Your program will process a free-format corpus of text and a free-format file containing an arbitrary number of commands. The name of the corpus and the file of commands will be passed to the interpreter as a command line arguments. Switching between the two tree implementations is to be accomplished by providing the command line options -g (green tree) and -r (AVL tree). Here is an example call to your interpreter:
    trees -g corpus commands
where corpus is a file of text and commands is the name of a file which contains a sequence of commands. In executing this call, you would read the words found in corpus, store them into a simple binary search tree, and the process the sequence of commands found in commands.
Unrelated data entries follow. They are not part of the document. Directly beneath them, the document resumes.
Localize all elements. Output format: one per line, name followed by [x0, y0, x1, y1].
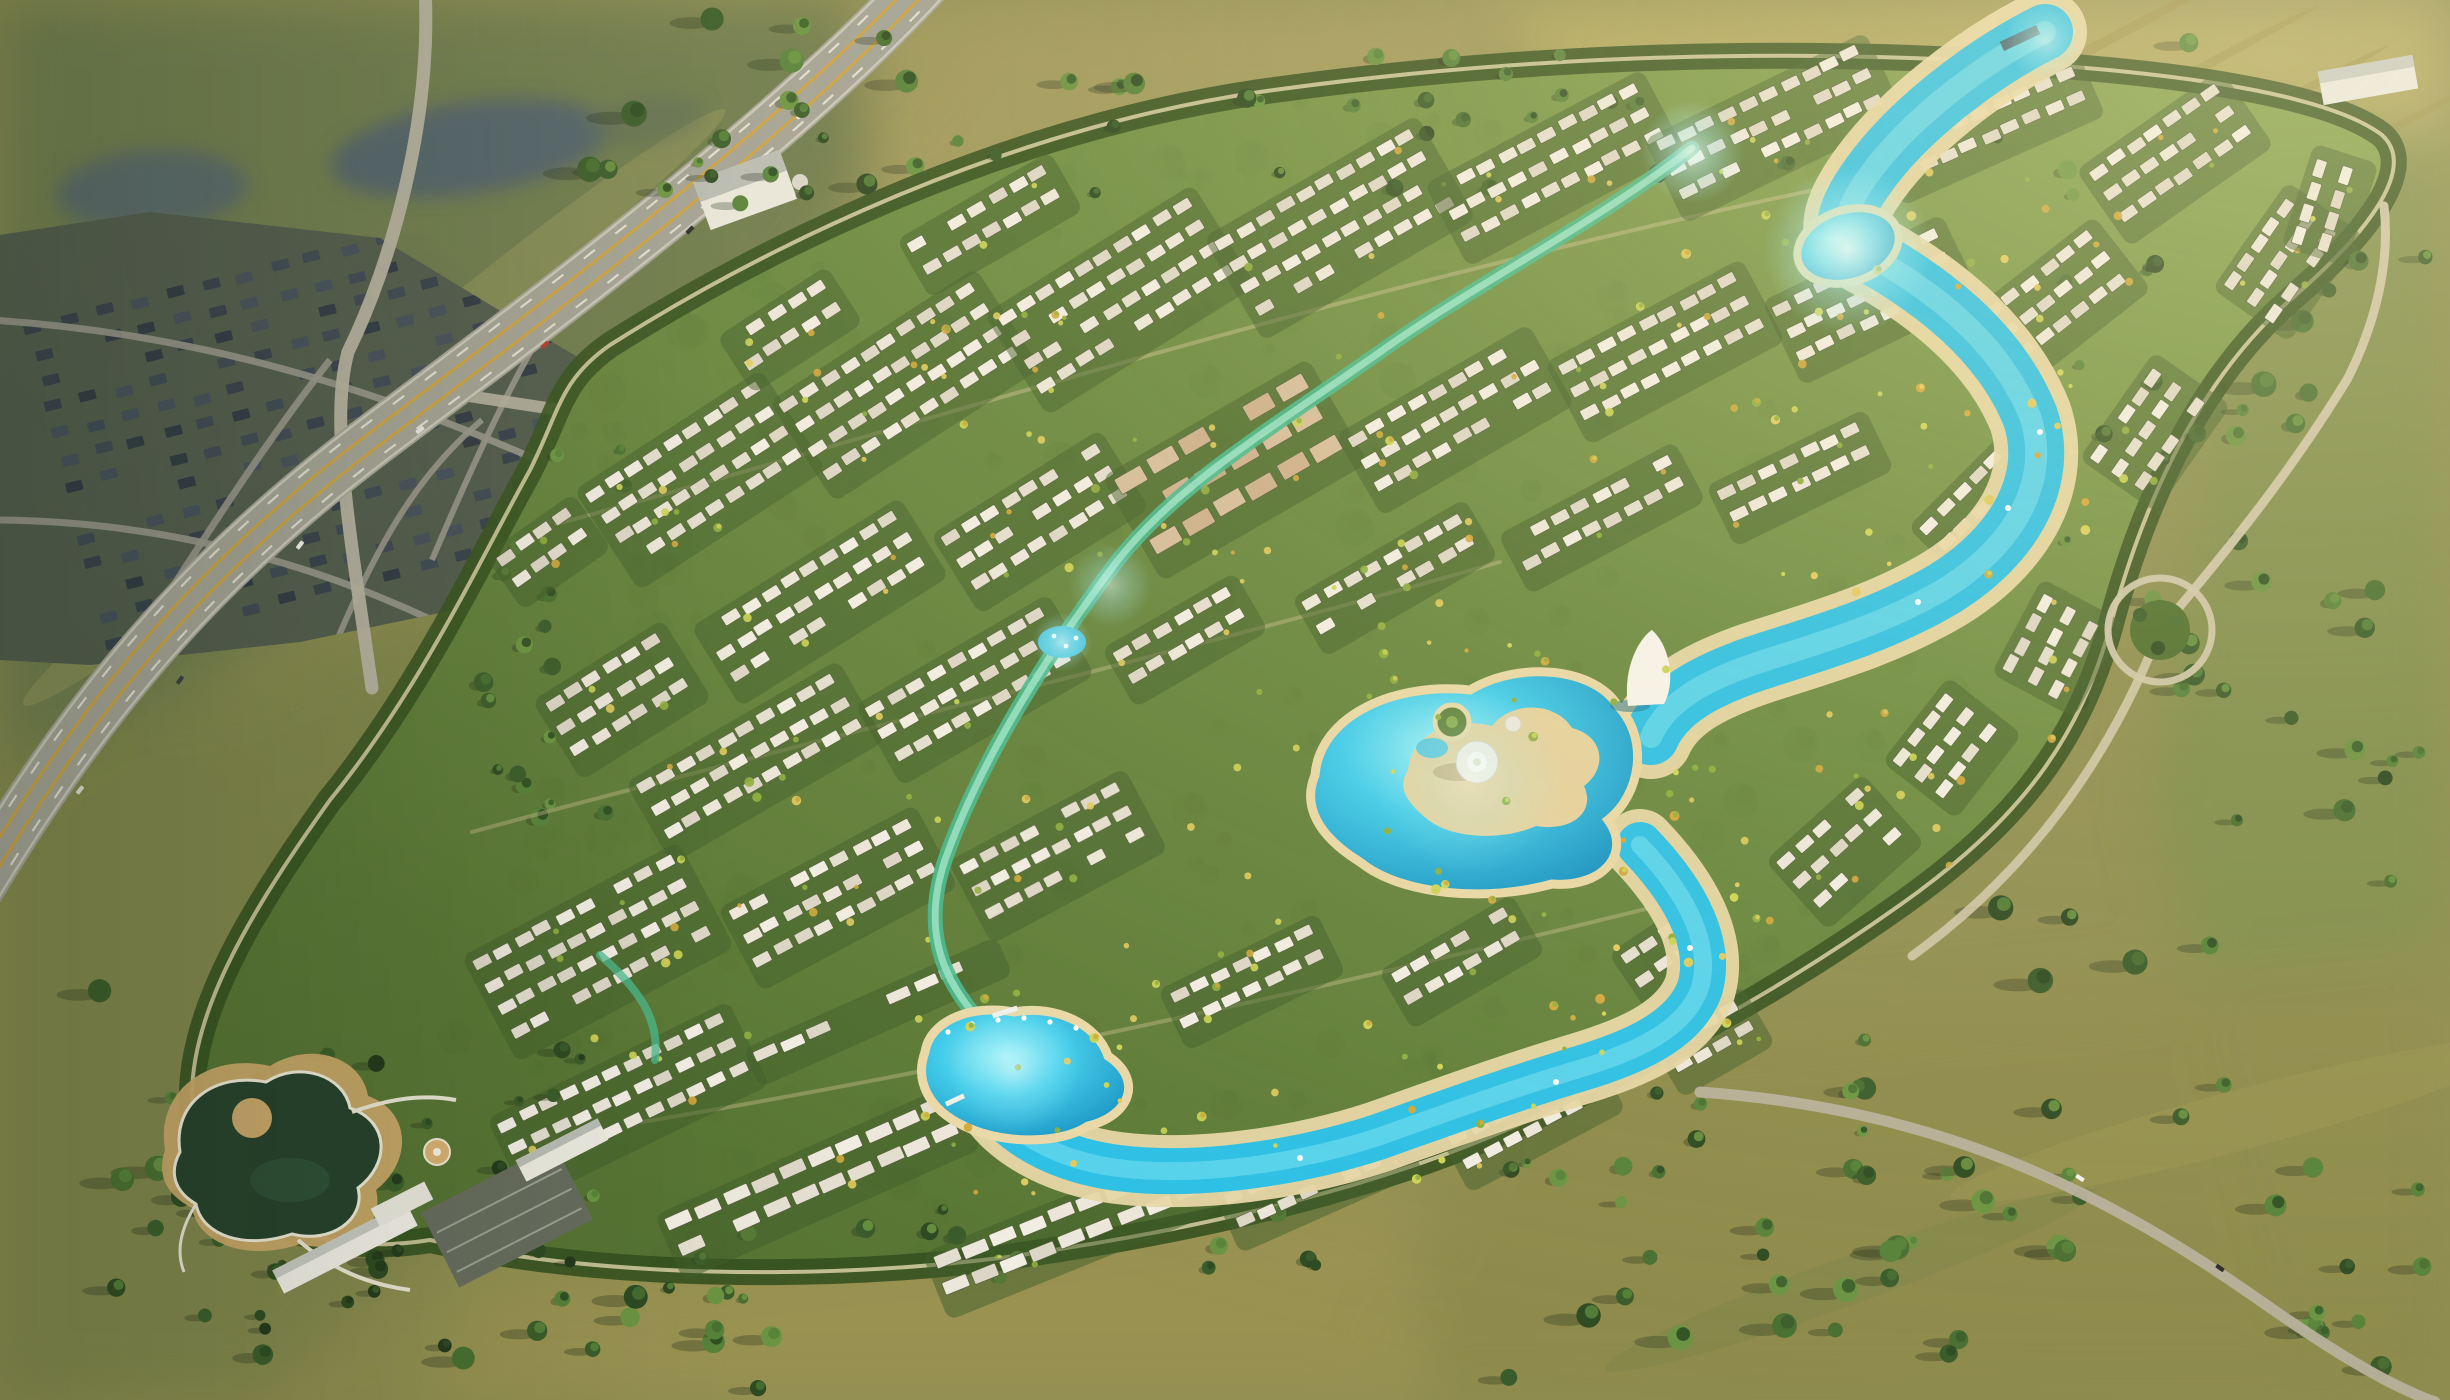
light-overlays [0, 0, 2450, 1400]
aerial-master-community-render [0, 0, 2450, 1400]
aerial-render-stage [0, 0, 2450, 1400]
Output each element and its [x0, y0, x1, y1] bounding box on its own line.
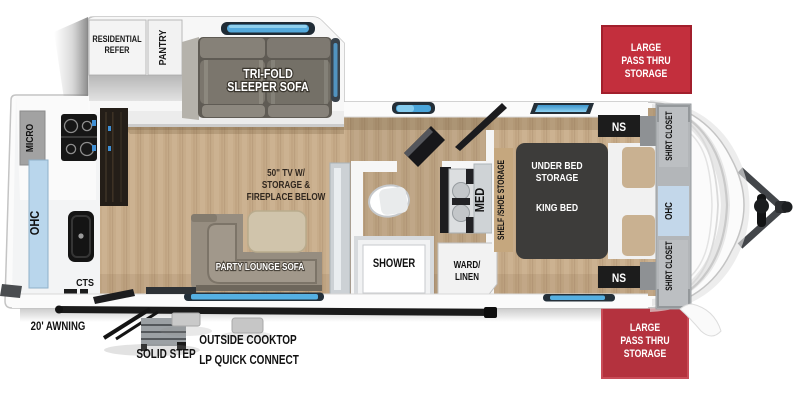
svg-text:MED: MED — [472, 187, 487, 212]
svg-text:PANTRY: PANTRY — [157, 29, 169, 65]
svg-text:PASS THRU: PASS THRU — [620, 335, 669, 347]
svg-text:50" TV W/: 50" TV W/ — [267, 167, 305, 178]
svg-text:SLEEPER SOFA: SLEEPER SOFA — [227, 80, 309, 94]
svg-text:SHIRT CLOSET: SHIRT CLOSET — [664, 241, 674, 291]
svg-text:LARGE: LARGE — [631, 42, 662, 54]
svg-text:TRI-FOLD: TRI-FOLD — [243, 67, 293, 81]
svg-text:KING BED: KING BED — [536, 202, 578, 214]
svg-text:CTS: CTS — [76, 277, 94, 289]
svg-text:REFER: REFER — [104, 44, 129, 55]
svg-text:MICRO: MICRO — [24, 124, 35, 152]
svg-text:RESIDENTIAL: RESIDENTIAL — [92, 33, 141, 44]
svg-text:STORAGE &: STORAGE & — [262, 179, 311, 190]
svg-text:LP QUICK CONNECT: LP QUICK CONNECT — [199, 354, 299, 367]
svg-text:SHIRT CLOSET: SHIRT CLOSET — [664, 111, 674, 161]
svg-text:PARTY LOUNGE SOFA: PARTY LOUNGE SOFA — [216, 261, 305, 272]
svg-text:WARD/: WARD/ — [454, 259, 481, 270]
svg-text:20' AWNING: 20' AWNING — [31, 320, 86, 333]
svg-text:NS: NS — [612, 121, 626, 134]
svg-text:NS: NS — [612, 272, 626, 285]
svg-text:SHOWER: SHOWER — [373, 257, 416, 270]
svg-text:LINEN: LINEN — [455, 271, 479, 282]
svg-text:PASS THRU: PASS THRU — [621, 55, 670, 67]
svg-text:STORAGE: STORAGE — [625, 68, 668, 80]
svg-text:SOLID STEP: SOLID STEP — [136, 348, 196, 361]
svg-text:SHELF /SHOE STORAGE: SHELF /SHOE STORAGE — [496, 160, 506, 240]
svg-text:FIREPLACE BELOW: FIREPLACE BELOW — [247, 191, 326, 202]
svg-text:LARGE: LARGE — [630, 322, 661, 334]
svg-text:OHC: OHC — [663, 202, 674, 220]
svg-text:OUTSIDE COOKTOP: OUTSIDE COOKTOP — [199, 334, 297, 347]
svg-text:STORAGE: STORAGE — [624, 348, 667, 360]
svg-text:UNDER BED: UNDER BED — [531, 160, 582, 172]
svg-text:OHC: OHC — [27, 210, 42, 235]
svg-text:STORAGE: STORAGE — [536, 172, 579, 184]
Both the corpus and the commands file may be empty.

If no -g or -r function is given, you application should assume a AVL tree.

Program output

All output should go to the console (stdout). When processing commands, only the result should be echoed; the command should not be echoed.

The insert and delete commands do not have a printable result and therefore should be processed silently.

Documentation

All code you hand in should be attributed to the author. Comment sparingly but well. Do explain the purpose of your program. Do not explain obvious code. If code is not obvious, consider rewriting the code rather than explaining what is going on through comments.

Project compilation

You must implement your modules in C99. You must provide a file named makefile, which responds properly to the commands:
    make 
    make test
    make clean
    make valgrind
The make command compiles your program, which should compile cleanly with no warnings or errors at the highest level of error checking (the -Wall and -Wextra options). The make test command should test your program and the make clean command should remove object files and the executable.

The compilation command must name the executable trees (not trees.exe for you poor Cygwin users). You may develop on any system you wish but your program will be compiled and tested on a Linux system. Only the most foolish students would not thoroughly test their implementations on a Linux system before submission. Note: depending on where you develop your code, uninitialized variables may have a tendency to start with a value of zero. Thus, a program with uninitialized variables may work on your system but fail when I run it.

The correctness and efficiency of your makefile will be tested. You must have the correct dependencies and your makefile should not perform any unnecessary compilations.

Grading

You must pass all tests for your program to be graded.

Handing in the application

For preliminary testing, run a make clean and then send me all the files in your directory by running the command:
    submit cs201 lusth test2
For your final submission, run a make clean and use the command:
    submit cs201 lusth assign2
Again, your implementation may be developed on other hardware and operating systems, but it must also compile and run cleanly and correctly on a Linux system.